Adjustments for clarity, dehaze, and texture, mentioned in point four, are crucial for Japanese-style portrait retouching. These settings affect the photo's texture and overall feel. Japanese-style portraits typically seek a soft, natural, and textured appearance, requiring delicate and cautious adjustments.


  • Slightly Lower: Clarity affects mid-tone contrast. In the Japanese style, clarity is usually slightly reduced to add a softness to the image, making it look more tender and emotional.
  • Avoid Excessive Lowering: Reducing clarity too much can make the photo overly blurry, losing essential details and texture. Moderate adjustment is key.


  • Use With Caution: The dehaze tool mainly reduces haze or mist effects in photos, enhancing the clarity and contrast of distant objects. In the Japanese style, use this tool cautiously.
  • Adjust as Needed: If the original photo looks slightly hazy, add a bit of dehaze to increase clarity. If the photo is already clear, no adjustment is needed.
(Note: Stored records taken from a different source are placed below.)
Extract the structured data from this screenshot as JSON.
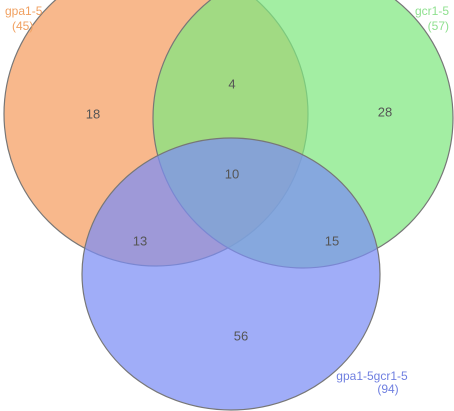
{
  "chart_data": {
    "type": "venn",
    "sets": [
      {
        "name": "gpa1-5",
        "count": "(45)",
        "color": "#f59d5f",
        "label_color": "#f0a060"
      },
      {
        "name": "gcr1-5",
        "count": "(57)",
        "color": "#7fe87f",
        "label_color": "#8fe08f"
      },
      {
        "name": "gpa1-5gcr1-5",
        "count": "(94)",
        "color": "#7b8ef5",
        "label_color": "#6f7fe0"
      }
    ],
    "regions": [
      {
        "sets": "gpa1-5",
        "value": 18
      },
      {
        "sets": "gpa1-5 gcr1-5",
        "value": 4
      },
      {
        "sets": "gcr1-5",
        "value": 28
      },
      {
        "sets": "gpa1-5 gcr1-5 gpa1-5gcr1-5",
        "value": 10
      },
      {
        "sets": "gpa1-5 gpa1-5gcr1-5",
        "value": 13
      },
      {
        "sets": "gcr1-5 gpa1-5gcr1-5",
        "value": 15
      },
      {
        "sets": "gpa1-5gcr1-5",
        "value": 56
      }
    ]
  }
}
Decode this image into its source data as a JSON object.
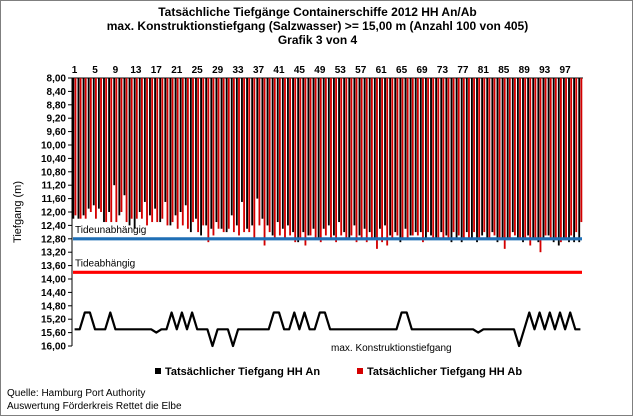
{
  "chart_data": {
    "type": "bar",
    "title_lines": [
      "Tatsächliche Tiefgänge Containerschiffe  2012 HH An/Ab",
      "max. Konstruktionstiefgang  (Salzwasser)  >= 15,00 m (Anzahl 100 von 405)",
      "Grafik 3 von 4"
    ],
    "ylabel": "Tiefgang (m)",
    "ylim": [
      8.0,
      16.0
    ],
    "y_inverted": true,
    "yticks": [
      "8,00",
      "8,40",
      "8,80",
      "9,20",
      "9,60",
      "10,00",
      "10,40",
      "10,80",
      "11,20",
      "11,60",
      "12,00",
      "12,40",
      "12,80",
      "13,20",
      "13,60",
      "14,00",
      "14,40",
      "14,80",
      "15,20",
      "15,60",
      "16,00"
    ],
    "xticks": [
      "1",
      "5",
      "9",
      "13",
      "17",
      "21",
      "25",
      "29",
      "33",
      "37",
      "41",
      "45",
      "49",
      "53",
      "57",
      "61",
      "65",
      "69",
      "73",
      "77",
      "81",
      "85",
      "89",
      "93",
      "97"
    ],
    "n_ships": 100,
    "series": [
      {
        "name": "Tatsächlicher Tiefgang HH An",
        "color": "#000000",
        "values": [
          12.2,
          12.2,
          12.1,
          11.9,
          11.8,
          11.9,
          12.3,
          12.0,
          11.2,
          12.1,
          11.5,
          12.4,
          12.5,
          12.0,
          11.7,
          12.1,
          11.9,
          12.3,
          11.7,
          12.4,
          12.1,
          12.0,
          11.8,
          12.6,
          12.2,
          12.7,
          12.4,
          12.5,
          12.3,
          12.5,
          12.6,
          12.1,
          12.4,
          11.7,
          12.5,
          12.4,
          11.6,
          12.2,
          12.4,
          12.7,
          12.3,
          12.5,
          12.4,
          12.6,
          12.9,
          12.6,
          12.7,
          12.5,
          12.8,
          12.5,
          12.4,
          12.7,
          12.3,
          12.6,
          12.8,
          12.4,
          12.7,
          12.5,
          12.6,
          12.8,
          12.5,
          12.4,
          12.7,
          12.6,
          12.9,
          12.5,
          12.7,
          12.6,
          12.6,
          12.8,
          12.7,
          12.8,
          12.6,
          12.7,
          12.9,
          12.8,
          12.9,
          12.6,
          12.8,
          12.9,
          12.7,
          12.8,
          12.6,
          12.9,
          12.8,
          12.8,
          12.6,
          12.8,
          12.9,
          12.7,
          12.8,
          12.9,
          12.8,
          12.7,
          12.9,
          13.0,
          12.8,
          12.9,
          12.9,
          12.9
        ]
      },
      {
        "name": "Tatsächlicher Tiefgang HH Ab",
        "color": "#d40000",
        "values": [
          12.1,
          12.2,
          12.2,
          12.0,
          12.2,
          12.0,
          12.3,
          12.3,
          12.3,
          12.0,
          12.3,
          12.2,
          12.2,
          12.2,
          12.4,
          12.3,
          12.3,
          12.2,
          12.4,
          12.3,
          12.5,
          12.4,
          12.5,
          12.3,
          12.6,
          12.4,
          12.9,
          12.7,
          12.5,
          12.6,
          12.5,
          12.6,
          12.7,
          12.6,
          12.6,
          12.8,
          12.4,
          13.0,
          12.6,
          12.8,
          12.7,
          12.8,
          12.7,
          12.9,
          12.8,
          13.0,
          12.7,
          12.8,
          12.9,
          12.7,
          12.8,
          12.9,
          12.7,
          12.8,
          12.7,
          12.9,
          12.8,
          12.9,
          12.8,
          13.1,
          12.9,
          13.0,
          12.8,
          12.7,
          12.8,
          12.8,
          12.7,
          12.7,
          12.9,
          12.6,
          12.8,
          12.8,
          12.8,
          12.8,
          12.6,
          12.7,
          12.8,
          12.8,
          12.6,
          12.8,
          12.6,
          12.8,
          12.7,
          12.8,
          13.1,
          12.8,
          12.7,
          12.8,
          12.8,
          13.0,
          12.8,
          13.2,
          12.7,
          12.8,
          12.8,
          12.9,
          12.8,
          12.7,
          12.6,
          12.3
        ]
      }
    ],
    "reference_lines": [
      {
        "label": "Tideunabhängig",
        "value": 12.8,
        "color": "#1f6fb5"
      },
      {
        "label": "Tideabhängig",
        "value": 13.8,
        "color": "#ff0000"
      }
    ],
    "design_draft": {
      "label": "max. Konstruktionstiefgang",
      "color": "#000000",
      "values": [
        15.5,
        15.5,
        15.0,
        15.0,
        15.5,
        15.5,
        15.5,
        15.0,
        15.5,
        15.5,
        15.5,
        15.5,
        15.5,
        15.5,
        15.5,
        15.5,
        15.6,
        15.5,
        15.5,
        15.0,
        15.5,
        15.0,
        15.5,
        15.0,
        15.5,
        15.5,
        15.5,
        16.0,
        15.5,
        15.5,
        15.5,
        16.0,
        15.5,
        15.5,
        15.5,
        15.5,
        15.5,
        15.5,
        15.5,
        15.0,
        15.0,
        15.5,
        15.5,
        15.0,
        15.5,
        15.0,
        15.5,
        15.5,
        15.0,
        15.0,
        15.5,
        15.5,
        15.5,
        15.5,
        15.5,
        15.5,
        15.5,
        15.5,
        15.5,
        15.5,
        15.5,
        15.5,
        15.5,
        15.5,
        15.0,
        15.0,
        15.5,
        15.5,
        15.5,
        15.5,
        15.5,
        15.5,
        15.5,
        15.5,
        15.5,
        15.5,
        15.5,
        15.5,
        15.5,
        15.6,
        15.5,
        15.5,
        15.5,
        15.5,
        15.5,
        15.5,
        15.5,
        16.0,
        15.5,
        15.0,
        15.5,
        15.0,
        15.5,
        15.0,
        15.5,
        15.0,
        15.5,
        15.0,
        15.5,
        15.5
      ]
    },
    "grid": false,
    "legend_position": "bottom"
  },
  "source_lines": [
    "Quelle: Hamburg Port Authority",
    "Auswertung Förderkreis Rettet die Elbe"
  ]
}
  • Slightly Increase: Texture adjustment enhances detail texture in the photo, particularly useful for emphasizing details in hair, clothing, or backgrounds.
  • Maintain Naturalness: Increasing texture can add layers and texture to the image, but ensure it remains natural, avoiding making the photo look too rough or sharp.
Comprehensive Adjustment Suggestions
  • Overall Balance: The most crucial aspect is maintaining the overall balance and natural feel. This means avoiding over-adjusting any setting.
  • Adjust According to Photo Characteristics: Adjust based on each photo's features and lighting conditions. Different photos may require different levels of adjustment.
  • Preview and Compare: Frequently preview the effects during adjustment and compare them with the original photo to ensure the adjustments align with your preference for the Japanese style.

These detailed adjustments enable better control over the photo's visual effects, creating portraits that are both deeply layered and detailed while incorporating a soft, natural, and textured Japanese-style creation.